Judge Hands Trump Loss With Dismissal Of Defamation Lawsuit
The frivolous lawsuit king got his head handed to him Tuesday. Donald Trump filed over 60 lawsuits to claim that he won the 2020 presidential election. He lost all but one of them, and that was just on a technicality. That did not slow the ex-president down. His latest lawsuit was against one of the “enemies of the people.”
Former Executive Editor of The New York Times, Max Frankel, wrote an Op-Ed The Real Trump-Russia Quid Pro Quo. In it, he wrote that in “an overreaching deal” prior to the 2016 presidential election, Moscow would help Trump beat former Secretary of State and his competitor Hillary Clinton. In return, Frankel made the case that Russia wanted a “foreign policy in a pro-Russia direction.” He was not named in the suit, according to the New York Times.
The ex-president’s re-election campaign, Donald J. Trump for President, Inc. filed his lawsuit in the New York State Supreme Court early in 2020. It claimed “defamation and accusing The Times of ‘extreme bias against and animosity toward.'”
Judge James E. d’Auguste dismissed the lawsuit based upon three reasons in his opinion:
He said that Frankel’s Op-Ed was a “nonactionable opinion.” That meant Frankel’s Op-Ed “was constitutionally protected speech.”

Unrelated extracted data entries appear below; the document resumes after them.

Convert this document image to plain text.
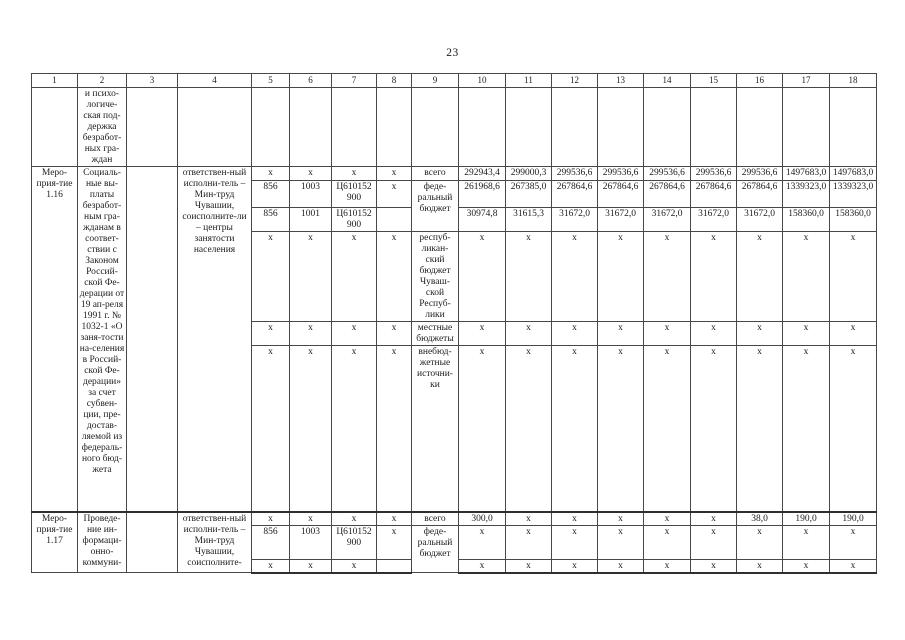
23
1	2	3	4	5	6	7	8	9	10	11	12	13	14	15	16	17	18
	и психо-логиче-ская под-держка безработ-ных гра-ждан																
Меро-прия-тие 1.16	Социаль-ные вы-платы безработ-ным гра-жданам в соответ-ствии с Законом Россий-ской Фе-дерации от 19 ап-реля 1991 г. № 1032-1 «О заня-тости на-селения в Россий-ской Фе-дерации» за счет субвен-ции, пре-достав-ляемой из федераль-ного бюд-жета		ответствен-ный исполни-тель – Мин-труд Чувашии, соисполните-ли – центры занятости населения	х	х	х	х	всего	292943,4	299000,3	299536,6	299536,6	299536,6	299536,6	299536,6	1497683,0	1497683,0
				856	1003	Ц610152 900	х	феде-ральный бюджет	261968,6	267385,0	267864,6	267864,6	267864,6	267864,6	267864,6	1339323,0	1339323,0
				856	1001	Ц610152 900			30974,8	31615,3	31672,0	31672,0	31672,0	31672,0	31672,0	158360,0	158360,0
				х	х	х	х	респуб-ликан-ский бюджет Чуваш-ской Респуб-лики	х	х	х	х	х	х	х	х	х
				х	х	х	х	местные бюджеты	х	х	х	х	х	х	х	х	х
				х	х	х	х	внебюд-жетные источни-ки	х	х	х	х	х	х	х	х	х
Меро-прия-тие 1.17	Проведе-ние ин-формаци-онно-коммуни-		ответствен-ный исполни-тель – Мин-труд Чувашии, соисполните-	х	х	х	х	всего	300,0	х	х	х	х	х	38,0	190,0	190,0
				856	1003	Ц610152 900	х	феде-ральный бюджет	х	х	х	х	х	х	х	х	х
				х	х	х			х	х	х	х	х	х	х	х	х
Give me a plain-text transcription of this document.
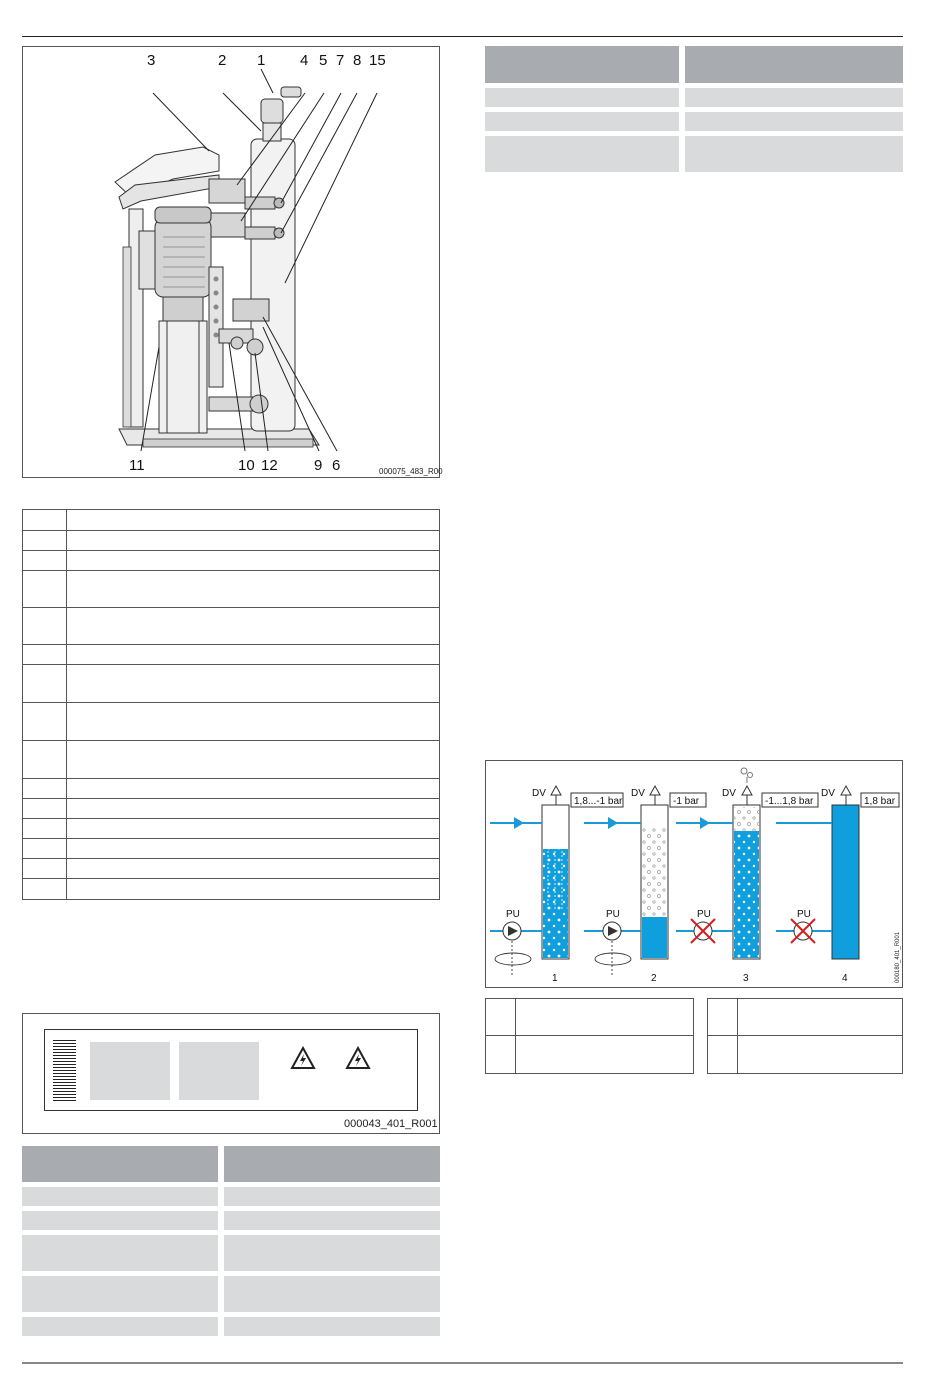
1
2
3	4 5 7 8 15
11	10 12 9 6	000075_483_R00
000043_401_R001
DV	DV	DV	DV
1,8...-1 bar	-1 bar	-1...1,8 bar	1,8 bar
PU	PU	PU	PU
1	2	3	4	000180_401_R001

‘The Trump campaign did not have standing to sue for defamation.
The campaign had failed to show that The Times had published the essay with “actual malice.”
The New York Times’s Deputy General Counsel, David McCraw, released a statement that read:
‘THE COURT MADE CLEAR TODAY A FUNDAMENTAL POINT ABOUT PRESS FREEDOM: WE SHOULD NOT TOLERATE LIBEL SUITS THAT ARE BROUGHT BY PEOPLE IN POWER INTENDING TO SILENCE AND INTIMIDATE THOSE WHO SCRUTINIZE THEM.’
The newspaper “filed a motion to dismiss the case and impose sanctions on the campaign.” In this instance, Judge d’Auguste refused to “impose sanctions.”
Trump often attacked the New York Times and the media in general, calling them the “enemy of the people.” The ex-president accused the newspaper of “treason.” He also used threats of lawsuits. Then, his campaign filed “defamation suits against The Times, CNN, and The Washington Post.” In November 2020, a “federal judge dismissed the suit against CNN.” The Washington Post’s lawsuit is still pending.
Trump’s lawsuit against the New York Times was not the first, not by far. The Trump campaign’s lawyer was Trump’s attorney, Charles Harder. In 2012, the attorney also sued Gawker Media for the professional wrestler, Terry Bollea (Hulk Hogan). High-tech conservative investor Peter Thiel financed it. Gawker had reported on a sex video of the wrestler. As a result of losing the $140 million suit, Gawker Media went bankrupt and was sold.